Cuando varios compañeros de base y de los municipales le dijeron que ellos no lo veían así, Heberto cometió un error cultural, que terminó por definir aquella reunión. “No sean simples”, les dijo. En Sinaloa, “simple” es sinónimo de estúpido. La reacción furibunda sorprendió al Ingeniero: gente sencilla, cuadros menores del partido, le reclamaba airadamente; ellos habían venido a platicar y a aprender, no a ser insultados. Heberto tuvo que disculparse, y pasamos a discutir qué entendíamos nosotros por “línea política” (priorizar con acciones los puntos del programa partidario, explicamos).

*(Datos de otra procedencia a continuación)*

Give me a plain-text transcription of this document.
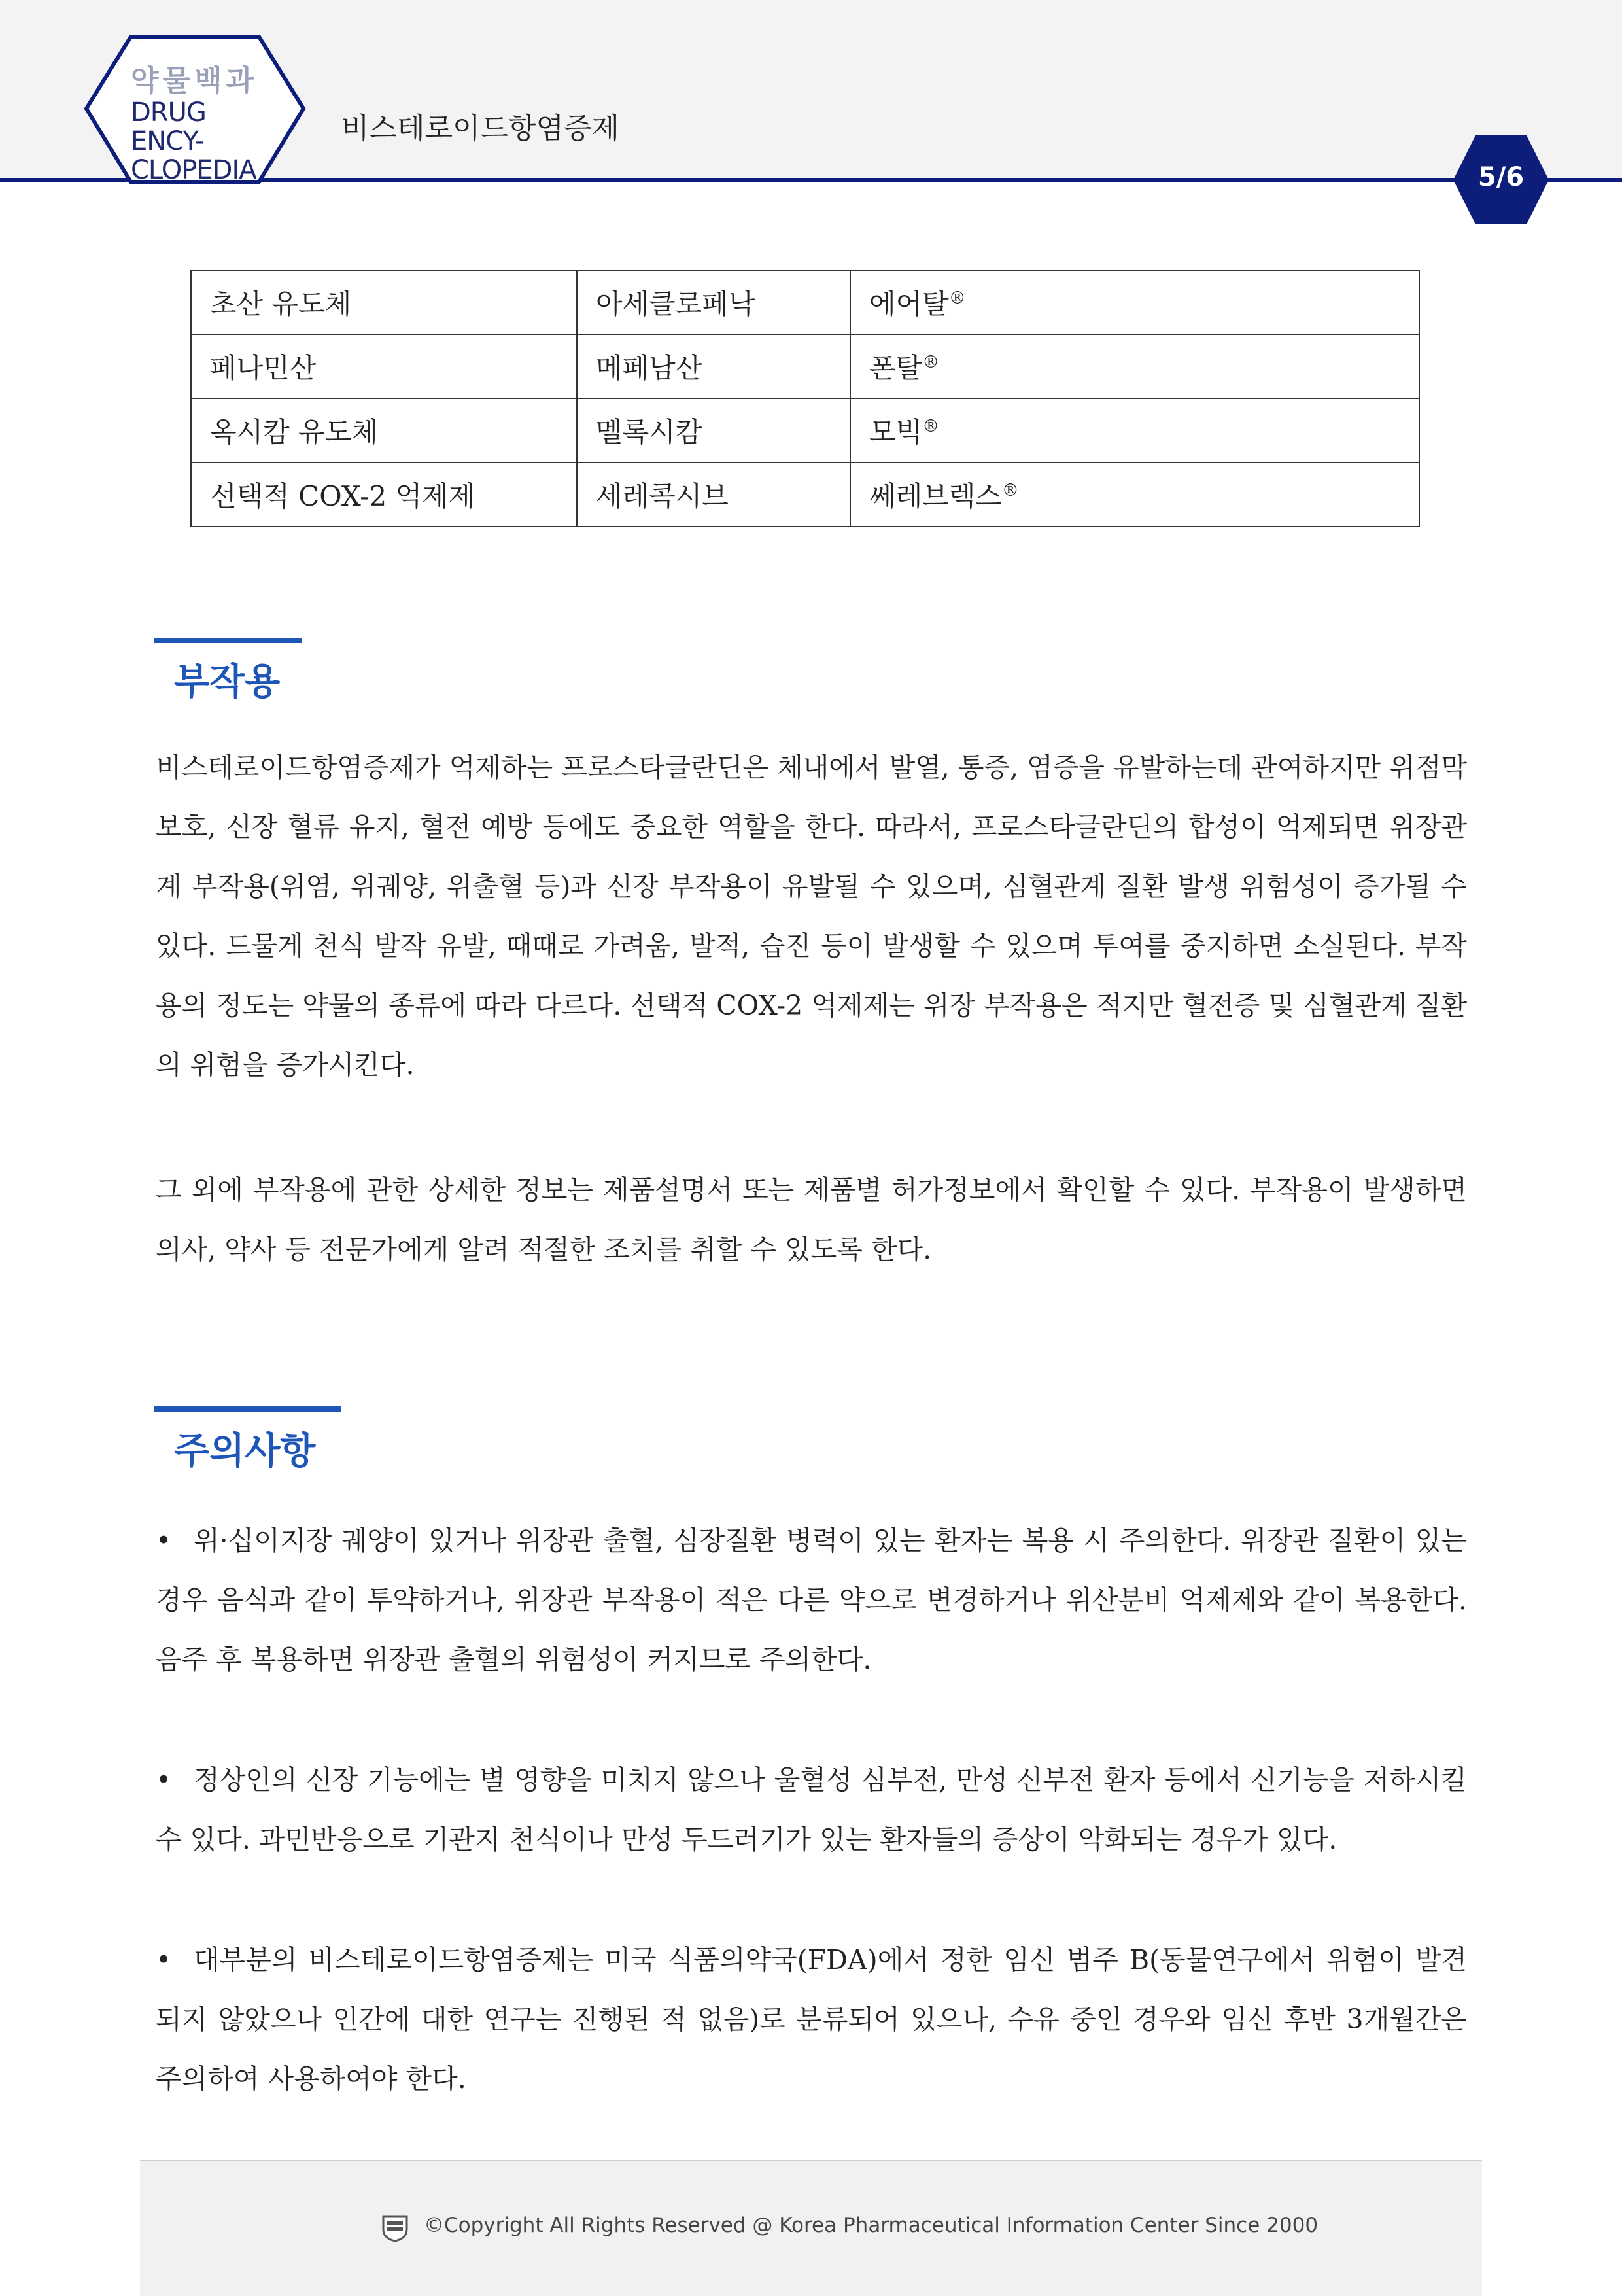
약물백과
DRUG ENCY-
CLOPEDIA
비스테로이드항염증제
5/6
초산 유도체	아세클로페낙	에어탈®
페나민산	메페남산	폰탈®
옥시캄 유도체	멜록시캄	모빅®
선택적 COX-2 억제제	세레콕시브	쎄레브렉스®
부작용

비스테로이드항염증제가 억제하는 프로스타글란딘은 체내에서 발열, 통증, 염증을 유발하는데 관여하지만 위점막 보호, 신장 혈류 유지, 혈전 예방 등에도 중요한 역할을 한다. 따라서, 프로스타글란딘의 합성이 억제되면 위장관계 부작용(위염, 위궤양, 위출혈 등)과 신장 부작용이 유발될 수 있으며, 심혈관계 질환 발생 위험성이 증가될 수 있다. 드물게 천식 발작 유발, 때때로 가려움, 발적, 습진 등이 발생할 수 있으며 투여를 중지하면 소실된다. 부작용의 정도는 약물의 종류에 따라 다르다. 선택적 COX-2 억제제는 위장 부작용은 적지만 혈전증 및 심혈관계 질환의 위험을 증가시킨다.

그 외에 부작용에 관한 상세한 정보는 제품설명서 또는 제품별 허가정보에서 확인할 수 있다. 부작용이 발생하면 의사, 약사 등 전문가에게 알려 적절한 조치를 취할 수 있도록 한다.

주의사항

• 위·십이지장 궤양이 있거나 위장관 출혈, 심장질환 병력이 있는 환자는 복용 시 주의한다. 위장관 질환이 있는 경우 음식과 같이 투약하거나, 위장관 부작용이 적은 다른 약으로 변경하거나 위산분비 억제제와 같이 복용한다. 음주 후 복용하면 위장관 출혈의 위험성이 커지므로 주의한다.

• 정상인의 신장 기능에는 별 영향을 미치지 않으나 울혈성 심부전, 만성 신부전 환자 등에서 신기능을 저하시킬 수 있다. 과민반응으로 기관지 천식이나 만성 두드러기가 있는 환자들의 증상이 악화되는 경우가 있다.

• 대부분의 비스테로이드항염증제는 미국 식품의약국(FDA)에서 정한 임신 범주 B(동물연구에서 위험이 발견되지 않았으나 인간에 대한 연구는 진행된 적 없음)로 분류되어 있으나, 수유 중인 경우와 임신 후반 3개월간은 주의하여 사용하여야 한다.

©Copyright All Rights Reserved @ Korea Pharmaceutical Information Center Since 2000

Luego fuimos a cenar con él, con Vallejo y con el mudo Secretario de Relaciones Campesinas, en un ambiente bastante más relajado. En corto, Heberto era, además de listo, muy simpático (“Rius –ya saben que es vegetariano- me presentó el otro día en Cuernavaca a sus hijos; ‘en su vida han tenido un resfriado’, me dijo, y yo veía a las criaturas flaaacas, pááálidas… no hay nada como una buena carne”, comentaba mientras partía un jugoso filete), y ya no quería broncas, por ahora. Las compañeras de la Secretaría de Asuntos Femeniles del Comité Nacional querían hablar con las mujeres del partido en Sinaloa, y se fueron por su lado a cenar con Armida Campos, la maestra Conchita –dirigente en Los Mochis- y Lorena, la Jose y Patricia, esposas de Jaime Palacios, Arturo Guevara y mía. Llegaron entusiasmadísimas, sobre todo por la marcha de mujeres, de la que no habían tenido noticia en México. “Hay mucho que aprender acá”, dijeron, para desesperación de Heberto. Aquel intento por defenestrarnos había fracasado de manera estrepitosa.